The presidential candidate of the Hope Democratic Party (HDP) in the 2019 presidential election, Chief Albert Owuru, has dragged the Federal Government to the ECOWAS Court of Justice over alleged violation of his right to be heard by the Nigeria Supreme Court on his case bordering on the 2019 presidential election.
The Independent National Electoral Commission (INEC) declared the late President Muhammadu Buhari the winner of the poll and served his second term in office between 2019 and 2023 before President Bola Tinubu was sworn in on May 29, 2023, as Nigerian president, following his emergence as winner of the 2023 election.
Owuru, in the suit marked ECW/CCJ/APP/21/2025 filed on August 6, 2025, by his lawyer, Yusuf Ibrahim, seeks two orders from the ECOWAS court.

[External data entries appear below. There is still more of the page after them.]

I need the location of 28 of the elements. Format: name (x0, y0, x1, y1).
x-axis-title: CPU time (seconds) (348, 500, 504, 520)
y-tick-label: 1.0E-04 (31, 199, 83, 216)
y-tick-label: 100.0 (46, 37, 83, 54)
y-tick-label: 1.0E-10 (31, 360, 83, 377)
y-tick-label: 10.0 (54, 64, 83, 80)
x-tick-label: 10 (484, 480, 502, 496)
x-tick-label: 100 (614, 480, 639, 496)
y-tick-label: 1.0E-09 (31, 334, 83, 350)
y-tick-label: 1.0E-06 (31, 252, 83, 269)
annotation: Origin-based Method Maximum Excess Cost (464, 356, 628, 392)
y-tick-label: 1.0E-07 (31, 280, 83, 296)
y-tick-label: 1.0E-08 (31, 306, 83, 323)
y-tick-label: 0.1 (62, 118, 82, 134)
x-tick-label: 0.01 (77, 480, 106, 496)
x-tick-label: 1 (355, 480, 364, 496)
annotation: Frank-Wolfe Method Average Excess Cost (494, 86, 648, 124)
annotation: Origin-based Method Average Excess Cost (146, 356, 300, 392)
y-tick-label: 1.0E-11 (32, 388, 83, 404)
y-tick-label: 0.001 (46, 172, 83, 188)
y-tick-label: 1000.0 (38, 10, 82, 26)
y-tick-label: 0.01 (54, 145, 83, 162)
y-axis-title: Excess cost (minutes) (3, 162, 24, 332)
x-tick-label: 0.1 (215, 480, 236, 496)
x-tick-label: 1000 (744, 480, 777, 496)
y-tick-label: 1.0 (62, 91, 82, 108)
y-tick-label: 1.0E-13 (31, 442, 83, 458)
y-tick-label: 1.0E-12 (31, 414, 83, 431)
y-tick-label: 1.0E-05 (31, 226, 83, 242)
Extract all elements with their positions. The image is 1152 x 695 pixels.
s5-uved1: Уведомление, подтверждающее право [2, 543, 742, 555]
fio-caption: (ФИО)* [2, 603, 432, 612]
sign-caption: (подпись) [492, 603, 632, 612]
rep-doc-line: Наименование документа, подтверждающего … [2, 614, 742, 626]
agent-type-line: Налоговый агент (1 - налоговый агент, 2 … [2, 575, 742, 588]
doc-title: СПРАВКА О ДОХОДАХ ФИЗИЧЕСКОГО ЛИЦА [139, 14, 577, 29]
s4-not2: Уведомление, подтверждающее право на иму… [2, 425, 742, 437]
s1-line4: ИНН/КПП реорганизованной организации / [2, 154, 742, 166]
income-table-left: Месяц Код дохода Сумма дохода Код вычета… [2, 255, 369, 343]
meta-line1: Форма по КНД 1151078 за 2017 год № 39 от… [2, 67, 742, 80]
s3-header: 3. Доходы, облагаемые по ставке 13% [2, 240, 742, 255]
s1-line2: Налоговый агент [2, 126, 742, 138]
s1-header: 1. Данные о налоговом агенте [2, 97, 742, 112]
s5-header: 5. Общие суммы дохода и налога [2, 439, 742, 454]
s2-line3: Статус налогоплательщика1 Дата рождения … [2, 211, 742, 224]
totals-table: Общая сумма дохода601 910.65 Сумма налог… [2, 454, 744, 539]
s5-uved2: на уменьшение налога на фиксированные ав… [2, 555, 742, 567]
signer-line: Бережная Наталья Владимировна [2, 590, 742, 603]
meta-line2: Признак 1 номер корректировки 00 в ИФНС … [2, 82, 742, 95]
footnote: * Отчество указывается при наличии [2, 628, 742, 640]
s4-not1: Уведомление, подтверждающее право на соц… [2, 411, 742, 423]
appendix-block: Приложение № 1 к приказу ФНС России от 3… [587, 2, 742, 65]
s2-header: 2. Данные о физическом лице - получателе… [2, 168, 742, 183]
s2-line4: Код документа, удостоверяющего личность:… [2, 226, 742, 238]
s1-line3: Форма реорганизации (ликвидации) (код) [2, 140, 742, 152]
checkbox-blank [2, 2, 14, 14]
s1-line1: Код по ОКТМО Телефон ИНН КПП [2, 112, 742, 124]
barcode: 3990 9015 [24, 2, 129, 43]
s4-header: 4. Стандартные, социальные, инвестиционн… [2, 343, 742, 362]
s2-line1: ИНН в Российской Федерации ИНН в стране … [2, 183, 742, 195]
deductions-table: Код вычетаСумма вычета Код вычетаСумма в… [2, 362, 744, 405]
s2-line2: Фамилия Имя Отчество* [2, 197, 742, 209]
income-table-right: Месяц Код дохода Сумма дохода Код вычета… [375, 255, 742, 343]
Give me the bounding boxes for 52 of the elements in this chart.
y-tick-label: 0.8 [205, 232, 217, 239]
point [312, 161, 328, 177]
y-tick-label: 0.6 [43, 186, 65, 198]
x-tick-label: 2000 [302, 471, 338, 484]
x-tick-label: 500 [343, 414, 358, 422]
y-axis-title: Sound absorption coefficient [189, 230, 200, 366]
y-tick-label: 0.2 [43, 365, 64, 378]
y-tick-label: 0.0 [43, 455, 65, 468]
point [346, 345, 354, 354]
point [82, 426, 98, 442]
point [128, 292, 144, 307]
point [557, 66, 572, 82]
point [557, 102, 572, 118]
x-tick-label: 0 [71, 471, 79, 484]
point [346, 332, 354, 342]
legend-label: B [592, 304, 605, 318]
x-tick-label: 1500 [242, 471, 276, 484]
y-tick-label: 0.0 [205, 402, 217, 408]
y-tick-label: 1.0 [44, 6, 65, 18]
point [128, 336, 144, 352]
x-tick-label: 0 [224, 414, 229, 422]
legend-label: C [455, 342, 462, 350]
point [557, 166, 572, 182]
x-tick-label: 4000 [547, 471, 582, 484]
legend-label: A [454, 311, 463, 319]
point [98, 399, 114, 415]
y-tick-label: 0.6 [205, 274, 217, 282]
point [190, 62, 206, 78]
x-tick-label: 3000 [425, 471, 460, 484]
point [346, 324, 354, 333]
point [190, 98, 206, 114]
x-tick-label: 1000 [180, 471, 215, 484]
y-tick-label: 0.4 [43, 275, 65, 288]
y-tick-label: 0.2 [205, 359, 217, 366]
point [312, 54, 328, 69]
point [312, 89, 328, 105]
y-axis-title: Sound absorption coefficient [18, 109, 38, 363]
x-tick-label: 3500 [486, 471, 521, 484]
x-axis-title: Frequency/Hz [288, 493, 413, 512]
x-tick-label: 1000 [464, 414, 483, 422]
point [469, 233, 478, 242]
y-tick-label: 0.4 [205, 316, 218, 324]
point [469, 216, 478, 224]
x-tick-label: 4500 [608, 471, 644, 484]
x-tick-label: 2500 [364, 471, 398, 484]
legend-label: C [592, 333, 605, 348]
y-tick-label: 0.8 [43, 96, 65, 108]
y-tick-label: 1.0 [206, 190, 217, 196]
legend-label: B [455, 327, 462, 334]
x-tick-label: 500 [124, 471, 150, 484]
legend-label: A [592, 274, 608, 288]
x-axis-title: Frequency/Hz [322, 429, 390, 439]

One of which reads, “An order of injunction restraining the defendant whether by themselves, their servants, agents and privies including the present occupier of office of the president thereof, namely, Asiwaju Bola Tinubu, admittedly wrongly foisted by Late General Muhammad Buhari, who had since apologised and sought forgiveness before his death recently, from further engaging in abuse of office, intimidation, harassment, oppressive and divisive sectional tribal appointments to seize up the vital central bank, electoral commission, security agents, heads of courts, including sensitive oil assets and national intelligence to satisfy foreign bond, unwarranted external borrowings and oppressive false declaration of state of emergency with imposed military administrator, for personal power grab and political vendetta, pending the hearing and determination of the substantive originating application.”
While Owuru, who referred to himself as the Citizen President, is the applicant in the case, the Federal Republic of Nigeria is named as the sole defendant.
The aggrieved candidate hinged his application on four grounds, which include, “The need for an order for an interim provisional measure has become imperative and urgent to ensure and allay expressed fears over orchestrated effort by named usurpers of applicant acquired constitutional mandate, having prevented the due hearing of the appeal before the defendant apex court and not to allow it to be wasted and spent which will render nugatory and moot any decision of this court.
“The urgency of the court intervention lies in its power and duty to protect and preserve the integrity of its proceedings and decisions, where case of fear and express abuses and violations of the applicant’s fundamental rights to participate in the governance of His people as elected.
“The act of impunity of the violators appears increasing, uncontrollable and affecting the body polity of the entire region.
“The purpose of an interim provisional measure in a situation of competing rights is to protect the res to achieve balance by the court order to that effect,” he argued.
In his facts and summary of plea in law, Owuru said “the applicant is a community citizen of ECOWAS who instituted this action for right violation against the defendant’s member state bordering on the orchestrated documented efforts by officials of the defendant apex national court to suppress, divert and deny the hearing of the applicant’s duly transmitted appeal from the court of appeal to interpret and determine the first in time, constitutional winner to serve between the applicant 2019 usurped adjudged acquired constitutional mandate under Section 133 of the 1999 Constitution and the named Asiwaju Bola Ahmed Tinubu, who joined in the legal fray with the late General Buhari, at the court of appeal in effort to protect his later acquired 2023 questioned electorally glitched mandate during the subsisting applicant case on the issues in court.”
Meanwhile, the court is yet to fix a date for the hearing of the matter.
The Supreme Court had, in January 2024, affirmed the de-registration of Hope Democratic Party by INEC for failing to meet some provisions of the 1999 Constitution in the results of previous elections.
INEC had in February 2019 de-registered 74 parties for “failing to meet the criteria provided for by Section 225(a) of the 1999 constitution (as amended).”
The apex court had also, on December 16, 2024, dismissed a suit filed by Owuru seeking the removal of President Tinubu from office for being frivolous and vexatious.
Owuru and the HDP had, in a petition filed on March 7, 2019, canvassed the nullification of the election of late Buhari on three grounds that they were unlawfully excluded from the poll.
They argued that the February 23, 2019 poll was illegal, unconstitutional and a nullity because INEC had no power to shift the poll; and that a referendum conducted on February 16, 2019 produced him as the winner.
But the presidential election tribunal of 2019 and the Supreme Court dismissed the petition and the appeal for being incompetent and lacking in merit.
Not satisfied, Owuru again filed a fresh suit in 2023, challenging the inauguration of President Tinubu as the winner of the 2023 presidential election.
He predicated his action on the ground that a suit over the rightful occupant of the seat of power remains pending at the Supreme Court.